Buchreview "Die Bourne-Herrschaft" E. v. Lustbader

Eric van Lustbader für den Nachlass von Robert Ludlum. Ein politischer Gipfel in Doha wird von einer Gruppe Schwerbewaffneter überfallen. Jason Bourne ist als Doppelgänger eines syrischen Ministers mittendrin und gerät in die Gewalt des berüchtigten Terroristen El Ghadan. Wie sich zeigt, hat der Terrorchef auch Bournes enge Freundin Soraya Moore und deren kleine Tochter entführt. Sein grausames Ultimatum: Binnen einer Woche soll Bourne den Präsidenten der USA töten. Gelingt es ihm nicht, werden Mutter und Kind sterben. Die Uhr tickt.

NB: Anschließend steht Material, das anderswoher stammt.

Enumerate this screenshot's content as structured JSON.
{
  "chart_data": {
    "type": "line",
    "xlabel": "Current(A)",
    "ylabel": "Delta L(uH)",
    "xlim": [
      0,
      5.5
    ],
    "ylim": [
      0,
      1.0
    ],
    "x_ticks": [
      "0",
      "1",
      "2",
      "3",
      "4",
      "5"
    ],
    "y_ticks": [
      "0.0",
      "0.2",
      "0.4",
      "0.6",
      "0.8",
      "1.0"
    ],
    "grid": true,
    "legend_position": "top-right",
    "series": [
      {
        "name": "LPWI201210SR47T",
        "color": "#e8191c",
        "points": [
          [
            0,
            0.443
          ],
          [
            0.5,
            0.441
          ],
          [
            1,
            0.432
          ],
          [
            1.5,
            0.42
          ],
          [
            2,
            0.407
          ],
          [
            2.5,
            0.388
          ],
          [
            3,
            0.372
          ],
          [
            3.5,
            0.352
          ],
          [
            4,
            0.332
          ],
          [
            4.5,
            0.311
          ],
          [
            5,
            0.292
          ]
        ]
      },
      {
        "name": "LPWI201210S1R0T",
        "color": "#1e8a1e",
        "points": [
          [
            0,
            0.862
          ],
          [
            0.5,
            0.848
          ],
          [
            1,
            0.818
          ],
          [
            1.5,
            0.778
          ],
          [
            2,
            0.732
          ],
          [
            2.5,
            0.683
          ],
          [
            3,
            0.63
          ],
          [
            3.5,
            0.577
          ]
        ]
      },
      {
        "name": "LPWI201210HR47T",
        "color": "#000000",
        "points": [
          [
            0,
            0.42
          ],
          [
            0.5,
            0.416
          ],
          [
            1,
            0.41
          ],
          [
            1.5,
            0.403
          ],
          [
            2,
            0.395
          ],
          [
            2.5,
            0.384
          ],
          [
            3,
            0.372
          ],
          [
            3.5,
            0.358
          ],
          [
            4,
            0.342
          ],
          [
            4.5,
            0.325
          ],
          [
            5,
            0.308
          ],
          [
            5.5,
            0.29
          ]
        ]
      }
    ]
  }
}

Jason Bourne hat mittlerweile seine Rücklagen aus der Zeit bei der CIA, Treadstone und anderen Aktivitäten nahezu aufgebraucht und muss ich daher einen Job suchen. Selbstverständlich keinen Allerweltsjob wie etwas Buchhändler oder Verleger. Er ist ja als Meister der Verkleidung bekannt und springt aus diesem Grund oft als Double für Politiker ein, die aus unterschiedlichsten Gründen nicht persönlich an irgendwelchen Sitzungen teilnehmen wollen. Das führt ihn nach Doha, wo er einen syrischen Minister vertritt. Was er nicht ahnt, ist die Tatsache, dass er damit einem Terroristen geradezu vor die Flinte läuft. El Ghadan metzelt alle Teilnehmer außer Bourne nieder. Den lässt er am Leben - und hat dafür auch einen Grund: Der Terrorführer hat Soraya, ihren Mann und deren Tochter Sonya entführt, um ein Druckmittel gegen Bourne zu haben. Den Mann lässt er vor laufender Videokamera erschießen, sodass Jason Bourne den Ernst der Lage eindeutig erkennen kann. Soraya und Sonya werden sterben, wenn der abtrünnige Agent nicht binnen sieben Tagen den US-Präsidenten tötet. Jetzt hängt alles an ihm, sich unter allen Umständen mit diesem Dilemma zu befassen und selbst ungeschoren aus der Sache herauszukommen. Ein weiteres Problem stellen die Israelis dar, die ebenfalls auf der Jagd nach dem Terroristen sind. Glücklicherweise ist beim Mossad auch Sara aka Rebekka eine der führenden Agentinnen - und die Freundin von Jason Bourne. Um dem Ganzen noch die Krone aufzusetzen, wird in Amerika Camilla, die Geliebte des US-Präsidenten und Chefin des Secret Service, der zum Schutz des Staatenlenkers immer um ihn herum ist, in ein teuflisches Spiel verwickelt. Alle Fäden laufen in Singapur zusammen. Doch wer ist nun ein Feind von Jason Bourne und wer wird auf seiner Seite stehen?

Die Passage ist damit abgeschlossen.